El Índice de Competitividad Urbana 2026, publicado el día de ayer por el Instituto Mexicano para la Competitividad (IMCO) ofrece una fotografía interesante sobre cómo están evolucionando las ciudades mexicanas y cuáles son los factores que realmente determinan su capacidad para generar bienestar en el largo plazo.

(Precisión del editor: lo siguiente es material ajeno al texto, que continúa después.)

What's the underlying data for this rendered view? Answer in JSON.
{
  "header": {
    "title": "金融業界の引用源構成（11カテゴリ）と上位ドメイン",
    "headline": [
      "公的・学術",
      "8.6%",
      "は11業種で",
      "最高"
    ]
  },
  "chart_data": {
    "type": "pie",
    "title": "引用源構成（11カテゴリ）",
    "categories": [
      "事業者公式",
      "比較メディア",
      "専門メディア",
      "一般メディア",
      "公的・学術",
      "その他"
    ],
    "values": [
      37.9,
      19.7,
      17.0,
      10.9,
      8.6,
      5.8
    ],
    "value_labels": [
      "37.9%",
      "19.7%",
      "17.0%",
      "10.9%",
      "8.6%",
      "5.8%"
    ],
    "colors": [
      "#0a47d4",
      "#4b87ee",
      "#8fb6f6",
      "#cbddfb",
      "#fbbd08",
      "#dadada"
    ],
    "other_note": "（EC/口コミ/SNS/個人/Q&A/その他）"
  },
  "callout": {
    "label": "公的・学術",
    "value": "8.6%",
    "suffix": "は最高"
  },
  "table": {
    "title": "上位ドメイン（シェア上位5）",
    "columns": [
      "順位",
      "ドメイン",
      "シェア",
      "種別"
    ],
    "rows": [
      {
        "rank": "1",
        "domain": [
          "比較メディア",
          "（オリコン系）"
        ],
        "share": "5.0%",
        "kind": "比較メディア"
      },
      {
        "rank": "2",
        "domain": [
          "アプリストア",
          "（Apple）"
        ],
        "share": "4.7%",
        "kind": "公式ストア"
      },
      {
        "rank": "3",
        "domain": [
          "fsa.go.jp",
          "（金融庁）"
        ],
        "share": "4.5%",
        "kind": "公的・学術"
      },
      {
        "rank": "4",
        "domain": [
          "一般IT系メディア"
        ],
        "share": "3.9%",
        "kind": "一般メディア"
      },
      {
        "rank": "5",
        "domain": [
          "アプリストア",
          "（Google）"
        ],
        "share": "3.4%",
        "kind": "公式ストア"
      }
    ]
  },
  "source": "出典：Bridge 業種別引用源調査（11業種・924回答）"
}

Querétaro vuelve a aparecer liderando prácticamente todos los indicadores. La zona metropolitana encabeza el grupo de ciudades con más de un millón de habitantes, una categoría particularmente relevante porque concentra algunos de los mayores polos económicos del país. No es una casualidad. Tampoco es producto de un solo gobierno o de una sola decisión pública. Es el resultado de varias décadas de construcción institucional, atracción de inversión, desarrollo industrial y participación ciudadana.
Los números ayudan a entenderlo. Querétaro combina crecimiento económico, altos niveles de escolaridad, una economía diversificada, baja informalidad laboral y una de las mayores capacidades de generación de ingresos propios entre los gobiernos locales del país. A ello se suma un ecosistema de innovación que comienza a consolidarse y un desarrollo urbano que, al menos en comparación con otras ciudades mexicanas, muestra señales de mayor densidad y aprovechamiento del territorio.
Pero quizá lo más interesante del informe no es que Querétaro aparezca en los primeros lugares. Lo verdaderamente relevante es entender por qué.
Durante mucho tiempo se pensó que la competitividad era simplemente una consecuencia de la actividad económica. Más empresas, más inversión y más empleo. El reporte del IMCO vuelve a demostrar que la realidad es bastante más compleja. Las ciudades competitivas no solo producen riqueza. También construyen instituciones capaces de sostenerla.
La competitividad moderna tiene menos que ver con parques industriales y más con la capacidad de resolver problemas urbanos. Tiene que ver con la seguridad, con la movilidad, con la disponibilidad de agua, con la calidad de los servicios públicos, con la transparencia gubernamental y con la posibilidad de que una persona quiera vivir, estudiar, emprender o formar una familia en determinado lugar.
El informe también deja ver otra realidad, no existe una fórmula única para el éxito urbano. Algunas ciudades destacan por su infraestructura, otras por su dinamismo económico, otras por sus niveles educativos o por la calidad de sus instituciones. Pero todas enfrentan límites cuando alguno de esos componentes se deteriora de manera persistente.
En el caso de Querétaro, esos límites empiezan a ser visibles. El agua, la movilidad, el crecimiento urbano acelerado y la presión sobre los servicios públicos son temas que aparecen cada vez con más frecuencia en la conversación pública. Son precisamente ese tipo de desafíos los que determinarán si la ciudad logra consolidar su posición durante la próxima década o si comienza a perder parte de las ventajas que hoy la distinguen.